Bootstrapping an API using FastAPI and Kedro Boot

The final stage of this pod involves bootstrapping all the nodes across the inference pipelines to create a FastAPI server. This enables easy deployment and interaction with your inference workflow as an API.

Key Steps

Tagging Nodes
Ensure that all the nodes you want to include in the server are tagged with "inference". This allows seamless integration into the FastAPI server.
Using Kedro Boot
We use Kedro Boot, a Kedro plugin that preloads components in a modular pipeline. This minimizes runtime for every API request, enhancing performance.

Launching the API

The relevant code is located in the folder:
image_ml_pod/src/image_ml_pod_fastapi.

To launch the API server locally:

uvicorn src.image_ml_pod_fastapi.app:app --host 0.0.0.0 --port 8000

Docker Integration

We have provided a Dockerfile for easy deployment of the FastAPI server.

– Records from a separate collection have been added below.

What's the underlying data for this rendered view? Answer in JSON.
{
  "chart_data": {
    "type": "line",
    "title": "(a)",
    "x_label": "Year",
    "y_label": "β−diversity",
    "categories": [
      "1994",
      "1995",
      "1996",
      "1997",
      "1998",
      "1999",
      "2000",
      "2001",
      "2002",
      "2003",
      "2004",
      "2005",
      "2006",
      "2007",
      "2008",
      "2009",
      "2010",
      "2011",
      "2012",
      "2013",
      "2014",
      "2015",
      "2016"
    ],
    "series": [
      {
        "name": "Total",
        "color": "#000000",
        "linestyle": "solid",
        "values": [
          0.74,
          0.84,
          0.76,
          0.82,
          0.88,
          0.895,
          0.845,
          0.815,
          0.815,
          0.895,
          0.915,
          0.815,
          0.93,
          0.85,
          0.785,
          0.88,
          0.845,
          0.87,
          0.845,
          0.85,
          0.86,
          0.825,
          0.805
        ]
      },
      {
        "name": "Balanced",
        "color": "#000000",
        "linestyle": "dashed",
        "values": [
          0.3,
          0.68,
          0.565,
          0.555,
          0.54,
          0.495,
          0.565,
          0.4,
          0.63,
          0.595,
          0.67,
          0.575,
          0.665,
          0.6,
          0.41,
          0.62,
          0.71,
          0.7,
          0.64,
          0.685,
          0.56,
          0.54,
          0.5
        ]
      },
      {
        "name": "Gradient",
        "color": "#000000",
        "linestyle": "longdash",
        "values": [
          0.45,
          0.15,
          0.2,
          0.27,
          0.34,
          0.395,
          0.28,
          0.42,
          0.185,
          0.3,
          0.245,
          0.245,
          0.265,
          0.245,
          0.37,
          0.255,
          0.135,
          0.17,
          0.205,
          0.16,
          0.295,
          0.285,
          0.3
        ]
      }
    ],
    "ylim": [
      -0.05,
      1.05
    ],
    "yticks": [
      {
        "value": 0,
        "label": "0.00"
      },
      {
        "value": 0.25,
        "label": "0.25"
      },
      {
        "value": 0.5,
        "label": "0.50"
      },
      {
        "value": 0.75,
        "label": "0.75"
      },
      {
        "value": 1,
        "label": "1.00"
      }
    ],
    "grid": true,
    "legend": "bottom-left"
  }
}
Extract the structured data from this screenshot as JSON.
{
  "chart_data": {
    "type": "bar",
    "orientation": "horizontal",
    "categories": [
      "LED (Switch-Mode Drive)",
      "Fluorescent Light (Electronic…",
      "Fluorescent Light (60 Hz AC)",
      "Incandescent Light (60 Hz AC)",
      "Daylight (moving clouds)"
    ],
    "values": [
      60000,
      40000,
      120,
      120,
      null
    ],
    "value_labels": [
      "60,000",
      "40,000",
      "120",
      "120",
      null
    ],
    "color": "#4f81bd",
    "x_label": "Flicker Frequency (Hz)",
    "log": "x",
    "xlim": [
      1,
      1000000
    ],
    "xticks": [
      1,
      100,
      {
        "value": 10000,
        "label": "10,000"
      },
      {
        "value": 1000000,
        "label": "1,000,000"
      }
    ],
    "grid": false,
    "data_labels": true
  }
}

To build the Docker image:

docker build -t image-ml-pod .

To run the Docker image with GPU support:

docker run -p 8000:8000 --gpus all image-ml-pod

Note: The current Docker image is designed for rapid prototyping and may not be fully optimized. You can refine it further for production use.

Scalability Considerations

While the current implementation is monolithic, consider using microservices for better scalability:
- Each of the three pipelines involved in inference (inf_data_preprocessing, model_inference, and inf_pred_postprocessing) could be deployed as separate microservices. - This would allow scaling relevant hardware (e.g., GPU nodes for inference) independently.